С другой стороны, есть некоторые нюансы, позволяющие говорить о собственно нацистском искусстве, которое было важной частью создания нацистами искусственной действительности с ее пафосом силы, культом героев, превознесением подвига, возвышенным и напряженным восприятием истории. Для многих немцев и ненемцев нацизм был, прежде всего, необычайно ярким эстетическим переживанием. В 1980 г. Сьюзан Зонтаг в сборнике «Под знаком Сатурна» опубликовала статью под странным на первый взгляд названием «Очаровывающий фашизм»
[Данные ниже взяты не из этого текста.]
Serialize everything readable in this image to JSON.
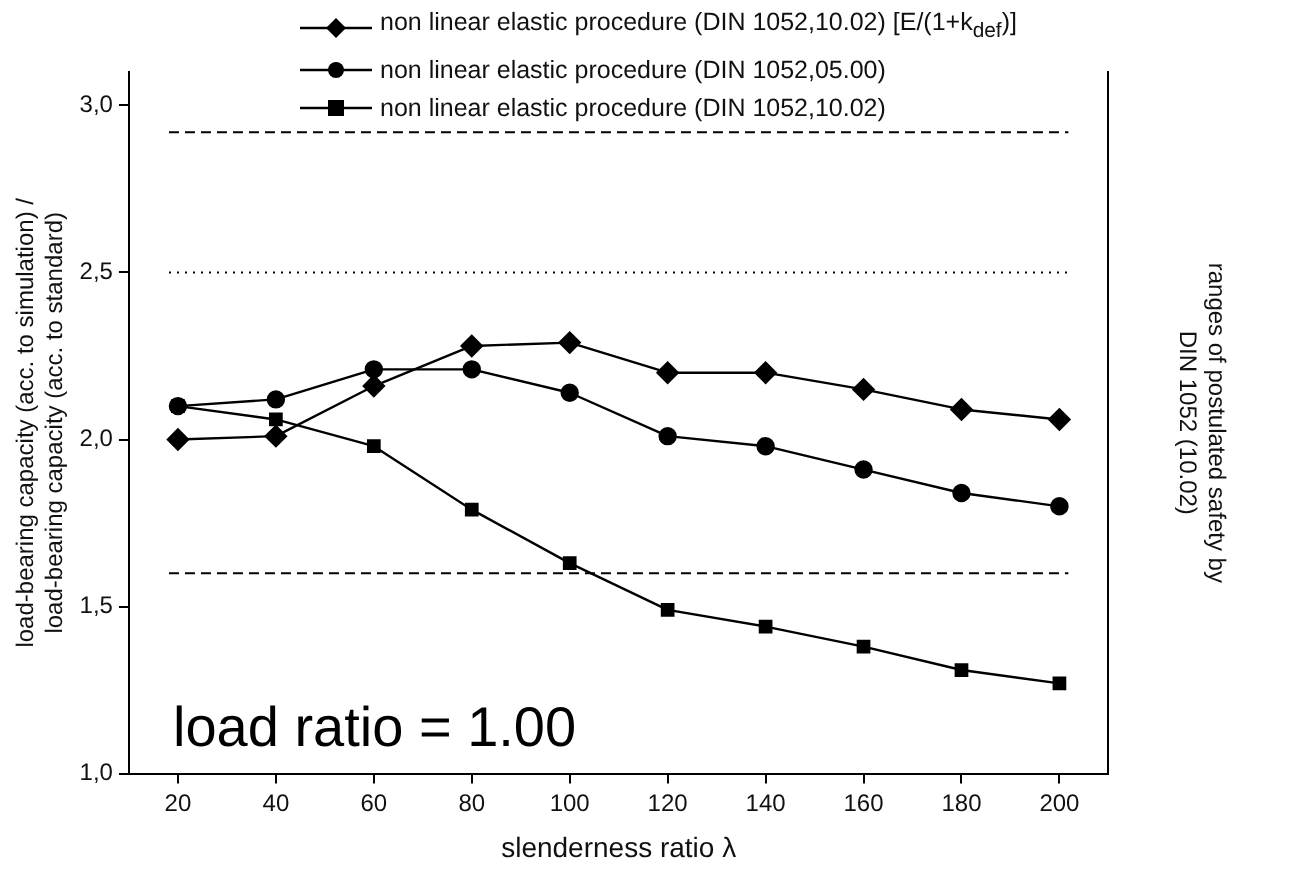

Романтические идеалы часто привлекают и наших современников. Американский историк Фрэнсис Фукуяма совершенно точно характеризовал современный культурный постмодернизм и его отражение в сознании людей: «Конец истории печален. Борьба за признание, готовность рисковать жизнью ради абстрактных идей, идеологическая борьба, требующая отваги, воображения и идеализма, — вместо всего этого экономический расчет, бесконечные технические проблемы, забота об экологии и удовлетворение изощренных запросов потребителя. В постмодернистский период нет ни искусства, ни философии; есть лишь тщательно оберегаемый музей человеческой истории… Перспектива многовековой скуки»{636}
. Скука и стремление к экстремальным эмоциям в некоторых отношениях может помочь объяснить притягательность фашистоидного искусства и для наших современников, не говоря уже о немцах 30–40 гг. В те времена немцы по большей части были аполитичны и питали недоверие к политикам по причине корыстной и торгашеской деятельности партий Веймарской республики. Гитлер же предложил им спасение в искусстве и мифе. Он сам себя считал скорее художником, чем политиком; он находился под впечатлением слов Хьюстона Стюарта Чемберлена о собственной персоне: «идеальная политика заключается в ее отсутствии». Гордон Грейг подметил, что, приняв эти слова близко к сердцу, Гитлер подменил обычные прозаические цели политики грандиозной концепцией немецкого предначертания и придал эстетическое значение политическим ритуалам посредством их драматизации{637}. Степень причастности разных видов искусства к этой драматизации была различной — это зависело от того, как пропагандистская машина Третьего Рейха их хотела использовать. Даже Олимпийские игры были включены нацистами в политический ритуал, имевший целью нацистскую идеологическую экспансию. Впрочем, это не был единственный инцидент такого рода с Олимпийскими играми. В 1980 г. в Москве и в 1984 г. в Лос-Анджелесе Олимпийские игры также были политизированы и превращены в идеологическое шоу, похожее на то, что было в Берлине в 1936 г. Как только спорт из соревнования и праздничного зрелища превращается в парад престижа и часть политического ритуала, он становится своей противоположностью — отравой для души и разума.